A Jordanian boy wears a headband with Arabic writing that reads “there is no God but Allah, and Mohammed is his Prophet,” during a rally by Jordanian and Syrian followers of the banned Islamic-oriented Hizb Al-Tahrir Liberation Party in Amman, Jordan.
As he watches neighboring Syria “implode,” the king of Jordan worries that the country will fracture and become a hotbed of religious extremism.
King Abdullah tells CNN’s Fareed Zakaria that al-Qaida has been established in Syria for “about a year.” He also said his country has “got to really think” about the virtue of sending troops to Afghanistan when, “I think the new Taliban that we’re going to have to deal with is actually going to be in Syria.”

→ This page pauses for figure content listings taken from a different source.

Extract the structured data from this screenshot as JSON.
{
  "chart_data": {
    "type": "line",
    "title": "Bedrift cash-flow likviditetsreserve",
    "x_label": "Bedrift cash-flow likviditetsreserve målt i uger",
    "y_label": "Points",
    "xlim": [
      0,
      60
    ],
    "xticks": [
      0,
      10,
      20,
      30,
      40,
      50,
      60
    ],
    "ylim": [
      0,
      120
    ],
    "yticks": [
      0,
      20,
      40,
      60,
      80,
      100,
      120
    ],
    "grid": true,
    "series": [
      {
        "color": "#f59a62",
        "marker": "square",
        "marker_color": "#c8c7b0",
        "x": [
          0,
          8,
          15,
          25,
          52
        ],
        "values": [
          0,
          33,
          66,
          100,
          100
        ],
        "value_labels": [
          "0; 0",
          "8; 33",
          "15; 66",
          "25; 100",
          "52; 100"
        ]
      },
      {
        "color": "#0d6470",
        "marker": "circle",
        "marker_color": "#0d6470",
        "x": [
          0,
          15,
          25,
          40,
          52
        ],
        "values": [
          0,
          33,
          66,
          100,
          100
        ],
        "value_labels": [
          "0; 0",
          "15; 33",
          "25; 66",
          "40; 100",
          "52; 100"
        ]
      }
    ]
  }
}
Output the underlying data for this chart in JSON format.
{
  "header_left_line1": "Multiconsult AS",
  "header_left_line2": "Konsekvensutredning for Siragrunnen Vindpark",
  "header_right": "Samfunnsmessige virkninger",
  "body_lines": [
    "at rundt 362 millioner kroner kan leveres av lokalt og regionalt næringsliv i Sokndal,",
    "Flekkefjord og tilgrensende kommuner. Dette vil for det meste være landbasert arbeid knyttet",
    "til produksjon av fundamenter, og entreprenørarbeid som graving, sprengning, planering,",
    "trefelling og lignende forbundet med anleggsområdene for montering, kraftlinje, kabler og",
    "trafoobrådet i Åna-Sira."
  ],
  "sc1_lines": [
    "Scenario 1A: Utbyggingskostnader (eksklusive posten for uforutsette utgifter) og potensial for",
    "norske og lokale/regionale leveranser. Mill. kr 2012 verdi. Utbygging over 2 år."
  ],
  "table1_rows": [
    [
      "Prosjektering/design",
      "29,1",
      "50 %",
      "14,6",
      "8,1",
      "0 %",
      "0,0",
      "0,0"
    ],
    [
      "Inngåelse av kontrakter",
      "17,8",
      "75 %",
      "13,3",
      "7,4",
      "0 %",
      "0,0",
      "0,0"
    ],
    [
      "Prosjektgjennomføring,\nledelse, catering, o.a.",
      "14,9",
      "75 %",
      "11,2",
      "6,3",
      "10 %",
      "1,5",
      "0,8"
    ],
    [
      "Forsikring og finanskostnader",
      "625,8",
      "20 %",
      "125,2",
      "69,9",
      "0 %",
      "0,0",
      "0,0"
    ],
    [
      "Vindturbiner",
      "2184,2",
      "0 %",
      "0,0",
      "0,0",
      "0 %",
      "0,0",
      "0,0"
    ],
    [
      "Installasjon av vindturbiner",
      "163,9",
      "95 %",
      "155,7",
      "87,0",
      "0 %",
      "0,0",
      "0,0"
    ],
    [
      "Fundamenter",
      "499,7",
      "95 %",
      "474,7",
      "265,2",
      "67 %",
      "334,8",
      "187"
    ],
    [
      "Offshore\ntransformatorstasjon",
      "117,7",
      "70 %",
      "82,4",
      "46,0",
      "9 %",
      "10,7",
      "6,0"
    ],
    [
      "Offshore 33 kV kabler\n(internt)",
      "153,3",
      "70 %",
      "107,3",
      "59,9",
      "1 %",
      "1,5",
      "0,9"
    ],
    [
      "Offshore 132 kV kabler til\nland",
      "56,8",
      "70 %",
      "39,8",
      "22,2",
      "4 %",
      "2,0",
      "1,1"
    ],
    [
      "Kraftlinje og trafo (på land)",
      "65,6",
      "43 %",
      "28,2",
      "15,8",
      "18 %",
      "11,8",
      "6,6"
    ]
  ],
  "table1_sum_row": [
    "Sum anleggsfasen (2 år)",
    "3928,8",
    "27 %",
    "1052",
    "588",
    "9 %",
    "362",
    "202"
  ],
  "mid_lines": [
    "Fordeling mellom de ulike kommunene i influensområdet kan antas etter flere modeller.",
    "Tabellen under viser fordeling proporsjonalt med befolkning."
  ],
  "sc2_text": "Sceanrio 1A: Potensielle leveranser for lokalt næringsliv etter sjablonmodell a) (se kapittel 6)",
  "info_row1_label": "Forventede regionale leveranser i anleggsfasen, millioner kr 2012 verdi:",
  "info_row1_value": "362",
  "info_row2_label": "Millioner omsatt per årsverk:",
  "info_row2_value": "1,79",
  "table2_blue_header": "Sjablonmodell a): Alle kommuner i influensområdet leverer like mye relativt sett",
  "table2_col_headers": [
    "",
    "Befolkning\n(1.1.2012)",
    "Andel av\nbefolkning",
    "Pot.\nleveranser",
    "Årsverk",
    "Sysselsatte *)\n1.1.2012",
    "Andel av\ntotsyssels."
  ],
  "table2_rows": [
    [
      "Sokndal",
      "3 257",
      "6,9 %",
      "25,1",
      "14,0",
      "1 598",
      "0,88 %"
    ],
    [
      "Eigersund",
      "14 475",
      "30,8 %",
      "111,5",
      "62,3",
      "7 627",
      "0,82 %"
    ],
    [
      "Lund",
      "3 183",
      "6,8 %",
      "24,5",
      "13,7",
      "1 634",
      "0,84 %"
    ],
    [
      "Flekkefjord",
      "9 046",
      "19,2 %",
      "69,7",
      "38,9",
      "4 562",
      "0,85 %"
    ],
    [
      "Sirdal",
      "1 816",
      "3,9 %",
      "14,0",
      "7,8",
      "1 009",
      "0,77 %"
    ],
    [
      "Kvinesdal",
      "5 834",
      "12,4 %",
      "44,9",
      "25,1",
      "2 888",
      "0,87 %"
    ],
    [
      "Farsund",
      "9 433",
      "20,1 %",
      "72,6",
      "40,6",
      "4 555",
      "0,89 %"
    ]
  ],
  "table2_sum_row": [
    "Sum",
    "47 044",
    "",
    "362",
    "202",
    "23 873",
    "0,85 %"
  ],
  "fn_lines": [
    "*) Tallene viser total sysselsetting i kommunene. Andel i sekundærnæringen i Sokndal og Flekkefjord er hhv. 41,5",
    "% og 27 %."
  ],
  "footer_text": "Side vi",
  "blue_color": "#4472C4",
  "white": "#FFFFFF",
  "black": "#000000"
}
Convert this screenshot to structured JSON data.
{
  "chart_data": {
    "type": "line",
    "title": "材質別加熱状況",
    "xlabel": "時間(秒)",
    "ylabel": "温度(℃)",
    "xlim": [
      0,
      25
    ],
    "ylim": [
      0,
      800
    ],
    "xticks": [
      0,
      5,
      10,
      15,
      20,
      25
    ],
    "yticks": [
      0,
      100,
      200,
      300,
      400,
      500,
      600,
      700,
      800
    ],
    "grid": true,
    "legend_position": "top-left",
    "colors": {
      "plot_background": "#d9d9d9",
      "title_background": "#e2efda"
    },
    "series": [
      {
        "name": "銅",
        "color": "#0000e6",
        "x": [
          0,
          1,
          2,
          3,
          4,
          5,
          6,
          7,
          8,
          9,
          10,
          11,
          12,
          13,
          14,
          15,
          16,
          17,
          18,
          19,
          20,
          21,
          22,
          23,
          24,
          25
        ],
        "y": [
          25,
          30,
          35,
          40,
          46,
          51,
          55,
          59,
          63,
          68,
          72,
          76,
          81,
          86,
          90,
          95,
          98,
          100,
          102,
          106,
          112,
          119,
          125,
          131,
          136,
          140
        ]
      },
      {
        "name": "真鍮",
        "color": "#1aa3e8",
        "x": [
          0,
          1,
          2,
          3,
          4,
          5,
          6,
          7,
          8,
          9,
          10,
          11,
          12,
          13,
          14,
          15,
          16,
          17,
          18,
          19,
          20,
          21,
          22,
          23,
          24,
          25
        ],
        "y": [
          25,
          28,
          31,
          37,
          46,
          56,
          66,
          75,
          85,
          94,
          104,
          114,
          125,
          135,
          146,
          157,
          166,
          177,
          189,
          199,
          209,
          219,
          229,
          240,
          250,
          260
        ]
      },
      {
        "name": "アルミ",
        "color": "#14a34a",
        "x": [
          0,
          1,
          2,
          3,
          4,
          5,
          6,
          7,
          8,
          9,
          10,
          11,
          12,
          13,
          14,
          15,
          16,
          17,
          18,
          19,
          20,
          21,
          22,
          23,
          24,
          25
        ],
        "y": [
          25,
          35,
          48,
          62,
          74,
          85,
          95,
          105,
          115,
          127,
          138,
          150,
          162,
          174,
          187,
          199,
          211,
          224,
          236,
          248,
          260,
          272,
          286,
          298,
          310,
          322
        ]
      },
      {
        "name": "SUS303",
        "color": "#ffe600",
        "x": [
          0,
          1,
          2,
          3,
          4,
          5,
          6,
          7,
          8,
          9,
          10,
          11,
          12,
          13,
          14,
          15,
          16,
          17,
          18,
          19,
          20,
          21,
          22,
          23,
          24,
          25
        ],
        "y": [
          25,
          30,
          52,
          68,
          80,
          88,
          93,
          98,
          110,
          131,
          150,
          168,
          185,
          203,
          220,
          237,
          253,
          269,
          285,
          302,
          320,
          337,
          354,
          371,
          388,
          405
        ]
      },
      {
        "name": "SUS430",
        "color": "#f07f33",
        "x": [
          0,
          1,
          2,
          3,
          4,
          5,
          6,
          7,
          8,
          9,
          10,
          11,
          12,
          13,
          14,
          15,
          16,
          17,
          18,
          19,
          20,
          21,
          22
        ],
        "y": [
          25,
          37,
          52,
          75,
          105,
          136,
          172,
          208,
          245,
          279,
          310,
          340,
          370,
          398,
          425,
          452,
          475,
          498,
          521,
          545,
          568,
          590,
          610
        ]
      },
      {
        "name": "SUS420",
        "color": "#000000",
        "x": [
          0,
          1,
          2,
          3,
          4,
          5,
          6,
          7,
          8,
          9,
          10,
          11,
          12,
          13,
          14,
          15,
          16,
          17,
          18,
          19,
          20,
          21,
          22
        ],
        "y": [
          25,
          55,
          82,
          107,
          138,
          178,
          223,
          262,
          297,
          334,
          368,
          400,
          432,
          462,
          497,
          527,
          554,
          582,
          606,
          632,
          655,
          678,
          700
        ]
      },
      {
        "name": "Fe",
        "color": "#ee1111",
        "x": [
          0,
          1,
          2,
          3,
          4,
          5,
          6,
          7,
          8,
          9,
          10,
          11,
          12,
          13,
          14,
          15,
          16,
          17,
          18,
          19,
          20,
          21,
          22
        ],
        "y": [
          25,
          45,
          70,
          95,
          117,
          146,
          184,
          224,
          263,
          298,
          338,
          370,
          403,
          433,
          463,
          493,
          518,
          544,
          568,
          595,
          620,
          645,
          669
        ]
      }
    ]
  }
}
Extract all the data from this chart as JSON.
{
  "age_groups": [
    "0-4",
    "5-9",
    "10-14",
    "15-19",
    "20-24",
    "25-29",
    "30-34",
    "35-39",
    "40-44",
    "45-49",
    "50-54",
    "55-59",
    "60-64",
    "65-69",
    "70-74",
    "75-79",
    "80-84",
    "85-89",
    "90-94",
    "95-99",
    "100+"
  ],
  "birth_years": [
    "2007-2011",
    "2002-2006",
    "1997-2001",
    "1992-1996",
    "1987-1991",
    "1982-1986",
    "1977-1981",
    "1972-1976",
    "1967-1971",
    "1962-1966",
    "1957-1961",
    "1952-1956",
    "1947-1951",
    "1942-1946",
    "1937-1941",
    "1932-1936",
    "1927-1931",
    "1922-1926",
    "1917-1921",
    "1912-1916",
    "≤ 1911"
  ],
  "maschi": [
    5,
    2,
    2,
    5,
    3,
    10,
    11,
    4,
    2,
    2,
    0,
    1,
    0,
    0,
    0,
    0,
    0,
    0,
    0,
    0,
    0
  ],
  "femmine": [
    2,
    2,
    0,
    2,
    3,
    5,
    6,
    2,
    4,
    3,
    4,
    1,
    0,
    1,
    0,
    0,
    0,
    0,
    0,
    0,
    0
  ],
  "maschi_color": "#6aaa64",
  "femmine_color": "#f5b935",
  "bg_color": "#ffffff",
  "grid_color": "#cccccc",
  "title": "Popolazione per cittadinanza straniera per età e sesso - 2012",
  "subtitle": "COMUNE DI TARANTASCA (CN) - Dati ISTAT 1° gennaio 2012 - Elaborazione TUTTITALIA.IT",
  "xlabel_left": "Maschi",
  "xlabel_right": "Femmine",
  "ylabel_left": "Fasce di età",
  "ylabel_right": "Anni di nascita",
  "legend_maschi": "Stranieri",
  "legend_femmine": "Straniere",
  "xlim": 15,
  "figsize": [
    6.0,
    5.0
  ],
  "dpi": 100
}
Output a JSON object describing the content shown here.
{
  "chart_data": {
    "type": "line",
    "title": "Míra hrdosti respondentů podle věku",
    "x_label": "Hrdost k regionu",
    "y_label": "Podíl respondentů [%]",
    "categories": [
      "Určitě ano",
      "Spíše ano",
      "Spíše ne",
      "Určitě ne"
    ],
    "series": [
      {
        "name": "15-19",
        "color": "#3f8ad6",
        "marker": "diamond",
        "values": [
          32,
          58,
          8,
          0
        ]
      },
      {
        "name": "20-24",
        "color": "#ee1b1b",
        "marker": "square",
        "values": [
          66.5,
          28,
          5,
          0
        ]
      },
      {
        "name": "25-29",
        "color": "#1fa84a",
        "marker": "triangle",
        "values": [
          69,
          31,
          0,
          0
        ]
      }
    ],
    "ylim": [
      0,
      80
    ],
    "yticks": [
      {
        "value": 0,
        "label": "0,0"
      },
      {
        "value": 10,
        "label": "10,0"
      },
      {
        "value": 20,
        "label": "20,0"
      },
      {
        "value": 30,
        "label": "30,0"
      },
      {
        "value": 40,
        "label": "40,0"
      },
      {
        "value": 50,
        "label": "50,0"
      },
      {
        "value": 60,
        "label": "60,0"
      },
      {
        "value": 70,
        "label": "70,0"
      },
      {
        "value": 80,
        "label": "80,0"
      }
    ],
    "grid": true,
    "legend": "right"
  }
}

King Abdullah of Jordan speaking to CNN:
Well, al Qaeda is established in Syria. They’ve been there for about a year. They are getting certain supplies of materiel, weapons and financing, unfortunately, from certain sectors. So they are a force to contend with. And even if we get the best government into Damascus tomorrow, we have at least two or three years of securing our borders from them coming across, and to clean them up. So, you know, Jordan is today and has been committed since three weeks into the Afghan campaign. We’ve been there for many, many years. But today, when we look at Jordanian troops deploying to Afghanistan, we’ve got to really think, because I think the new Taliban that we’re going to have to deal with is actually going to be in Syria.